Hacker News new | ask | show | jobs
by skittlebrau 4869 days ago
I worked at Ensemble Studios (Age of Empires) and by the time we shipped Age of Mythology we had much better tools for dealing with sync bugs. Most of the run of the mill ones could be tracked down pretty quickly, but there were still plenty of painful ones. What made them easier to track down was a more advanced tracking/logging system for the simulation state history. The simulation was littered with tons of sync logging code that tracked the execution flow and values of things as they were calculated/updated. When the state went out of sync, all the machines would dump their last couple updates worth of logging (often several gigs) and you could diff them to see where things diverged. If you were making a synced simulation game, a nicely done version of this type of thing would be pretty useful to have, especially if you made a good diff tool to go with it.
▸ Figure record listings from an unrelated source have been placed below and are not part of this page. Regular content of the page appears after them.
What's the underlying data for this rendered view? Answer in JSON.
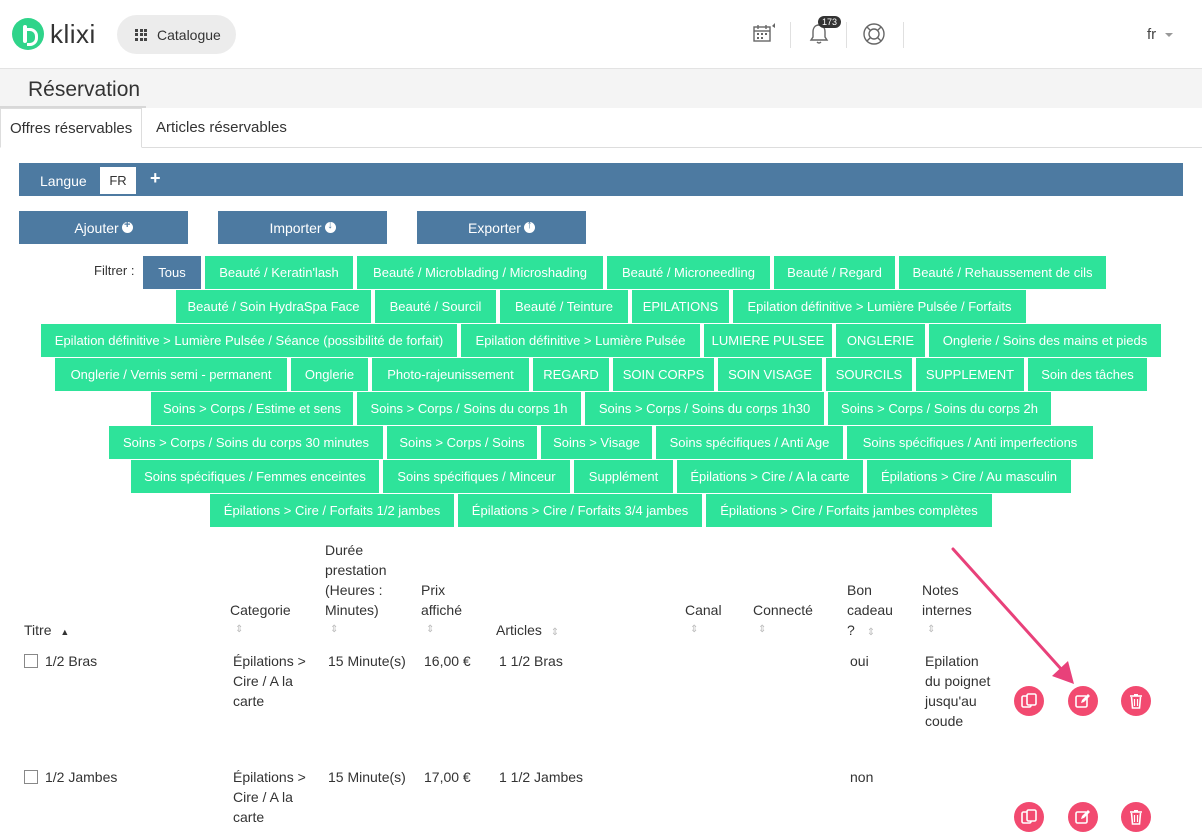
{
  "header": {
    "brand": "klixi",
    "catalogue_label": "Catalogue",
    "notification_count": "173",
    "language": "fr",
    "icons": [
      "calendar-icon",
      "bell-icon",
      "help-icon",
      "grid-icon"
    ]
  },
  "page": {
    "title": "Réservation",
    "tabs": [
      {
        "label": "Offres réservables",
        "active": true
      },
      {
        "label": "Articles réservables",
        "active": false
      }
    ]
  },
  "langbar": {
    "label": "Langue",
    "selected": "FR",
    "add": "+"
  },
  "actions": {
    "add": "Ajouter",
    "import": "Importer",
    "export": "Exporter"
  },
  "filters": {
    "label": "Filtrer :",
    "chips": [
      "Tous",
      "Beauté / Keratin'lash",
      "Beauté / Microblading / Microshading",
      "Beauté / Microneedling",
      "Beauté / Regard",
      "Beauté / Rehaussement de cils",
      "Beauté / Soin HydraSpa Face",
      "Beauté / Sourcil",
      "Beauté / Teinture",
      "EPILATIONS",
      "Epilation définitive > Lumière Pulsée / Forfaits",
      "Epilation définitive > Lumière Pulsée / Séance (possibilité de forfait)",
      "Epilation définitive > Lumière Pulsée",
      "LUMIERE PULSEE",
      "ONGLERIE",
      "Onglerie / Soins des mains et pieds",
      "Onglerie / Vernis semi - permanent",
      "Onglerie",
      "Photo-rajeunissement",
      "REGARD",
      "SOIN CORPS",
      "SOIN VISAGE",
      "SOURCILS",
      "SUPPLEMENT",
      "Soin des tâches",
      "Soins > Corps / Estime et sens",
      "Soins > Corps / Soins du corps 1h",
      "Soins > Corps / Soins du corps 1h30",
      "Soins > Corps / Soins du corps 2h",
      "Soins > Corps / Soins du corps 30 minutes",
      "Soins > Corps / Soins",
      "Soins > Visage",
      "Soins spécifiques / Anti Age",
      "Soins spécifiques / Anti imperfections",
      "Soins spécifiques / Femmes enceintes",
      "Soins spécifiques / Minceur",
      "Supplément",
      "Épilations > Cire / A la carte",
      "Épilations > Cire / Au masculin",
      "Épilations > Cire / Forfaits 1/2 jambes",
      "Épilations > Cire / Forfaits 3/4 jambes",
      "Épilations > Cire / Forfaits jambes complètes"
    ]
  },
  "table": {
    "headers": {
      "title": "Titre",
      "category": "Categorie",
      "duration": [
        "Durée",
        "prestation",
        "(Heures :",
        "Minutes)"
      ],
      "price": [
        "Prix",
        "affiché"
      ],
      "articles": "Articles",
      "canal": "Canal",
      "connected": "Connecté",
      "gift": [
        "Bon",
        "cadeau",
        "?"
      ],
      "notes": [
        "Notes",
        "internes"
      ]
    },
    "rows": [
      {
        "title": "1/2 Bras",
        "category": [
          "Épilations >",
          "Cire / A la",
          "carte"
        ],
        "duration": "15 Minute(s)",
        "price": "16,00 €",
        "articles": "1 1/2 Bras",
        "gift": "oui",
        "notes": [
          "Epilation",
          "du poignet",
          "jusqu'au",
          "coude"
        ]
      },
      {
        "title": "1/2 Jambes",
        "category": [
          "Épilations >",
          "Cire / A la",
          "carte"
        ],
        "duration": "15 Minute(s)",
        "price": "17,00 €",
        "articles": "1 1/2 Jambes",
        "gift": "non",
        "notes": []
      }
    ]
  },
  "colors": {
    "accent_blue": "#4d7aa1",
    "chip_green": "#2ee39a",
    "brand_green": "#2fd48a",
    "row_action_pink": "#f24a70",
    "annotation_arrow": "#e8417a"
  }
}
It's not completely obvious what technology you could make that would make it easier to avoid sync bugs in the first place. You could make a good network command-passing and simulation timing library, but in my experience the majority of problems did not come from bugs with the networking itself. Most of the sync bugs were from things like uninitialized variables, memory overwrites, using user input or other local machine state directly in the simulation without going through a multiplayer command, using a non-synced random number generator in the sim, DirectX changing the FPU rounding mode on you, etc. (Using a "safer" language would help with stuff like uninitialized variables/memory overwrites of course, but at an inevitable performance cost. Static code analysis tools are pretty good at finding these type of problems now too.)